The exhibit was organized around the first trial and conviction of Joan, heavily influenced by the presence of the English, and the second trial of rehabilitation, conducted solely by the French and witnessed by her mother. The actors and script were great. Perhaps being in the middle of the burning scene was a bit much, but it was very effective.
On to the Gros Horlage and more steps up and down to examine the clock tower. Loved the architectural piece and the amazing engineering of the actual timepiece. Great views up and down the main drag, also called the Gros Horlage. I made friends with a man and his silver pit bull. They rest underneath it every day, collecting spare change. I wonder if he’s an actor or an artist playing the part of an unhoused person? He was so clean every day and had a sparkle to his eye that made me wonder. Maybe he’s actually a security guard? He would be a good character in a novel…

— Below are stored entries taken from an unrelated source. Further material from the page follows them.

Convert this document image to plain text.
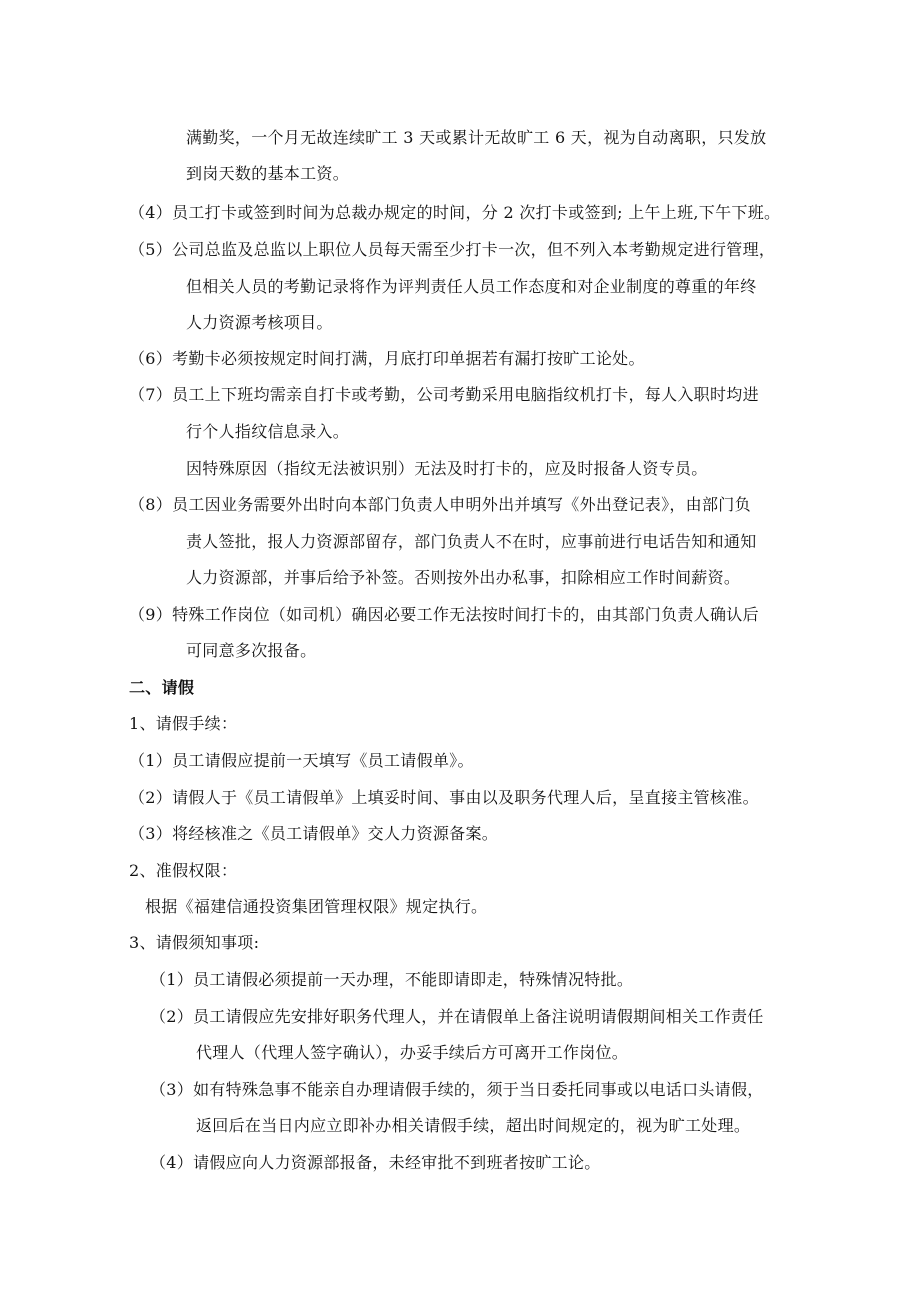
满勤奖，一个月无故连续旷工 3 天或累计无故旷工 6 天，视为自动离职，只发放

到岗天数的基本工资。

（4）员工打卡或签到时间为总裁办规定的时间，分 2 次打卡或签到; 上午上班,下午下班。

（5）公司总监及总监以上职位人员每天需至少打卡一次，但不列入本考勤规定进行管理，

但相关人员的考勤记录将作为评判责任人员工作态度和对企业制度的尊重的年终

人力资源考核项目。

（6）考勤卡必须按规定时间打满，月底打印单据若有漏打按旷工论处。

（7）员工上下班均需亲自打卡或考勤，公司考勤采用电脑指纹机打卡，每人入职时均进

行个人指纹信息录入。

因特殊原因（指纹无法被识别）无法及时打卡的，应及时报备人资专员。

（8）员工因业务需要外出时向本部门负责人申明外出并填写《外出登记表》，由部门负

责人签批，报人力资源部留存，部门负责人不在时，应事前进行电话告知和通知

人力资源部，并事后给予补签。否则按外出办私事，扣除相应工作时间薪资。

（9）特殊工作岗位（如司机）确因必要工作无法按时间打卡的，由其部门负责人确认后

可同意多次报备。

二、请假

1、请假手续：

（1）员工请假应提前一天填写《员工请假单》。

（2）请假人于《员工请假单》上填妥时间、事由以及职务代理人后，呈直接主管核准。

（3）将经核准之《员工请假单》交人力资源备案。

2、准假权限：

根据《福建信通投资集团管理权限》规定执行。

3、请假须知事项:

（1）员工请假必须提前一天办理，不能即请即走，特殊情况特批。

（2）员工请假应先安排好职务代理人，并在请假单上备注说明请假期间相关工作责任

代理人（代理人签字确认），办妥手续后方可离开工作岗位。

（3）如有特殊急事不能亲自办理请假手续的，须于当日委托同事或以电话口头请假，

返回后在当日内应立即补办相关请假手续，超出时间规定的，视为旷工处理。

（4）请假应向人力资源部报备，未经审批不到班者按旷工论。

The Museum of Wrought Iron and several others were closed on Tuesday, which nobody had informed me of when I bought the ticket, but I had an enjoyable visit to the cathedral. The facade is perfectly clean ow and workers are about 75% done cleaning the copper steeple tower. The bottom is green and the top is black, so it’s interesting to see how much soot has adhered to its surface over the years. I walked down to the Seine, which isn’t as important to Rouen as to Paris. If only I had cell service I could have rented a bike and toured the river path for miles. None of the rental bikes had a way to unlock except for the use of an app. Alas.
Breakfast at the hotel was filling but predictable. I wouldn’t buy it any more. For dinner, I shopped at monoprix and bought a vegetable tray. I think I’m done with traditional French food, although the cheese dip was delicious.
Tomorrow, a trip to Giverny on a direct train to Vernon. There, I can rent a bike without an app.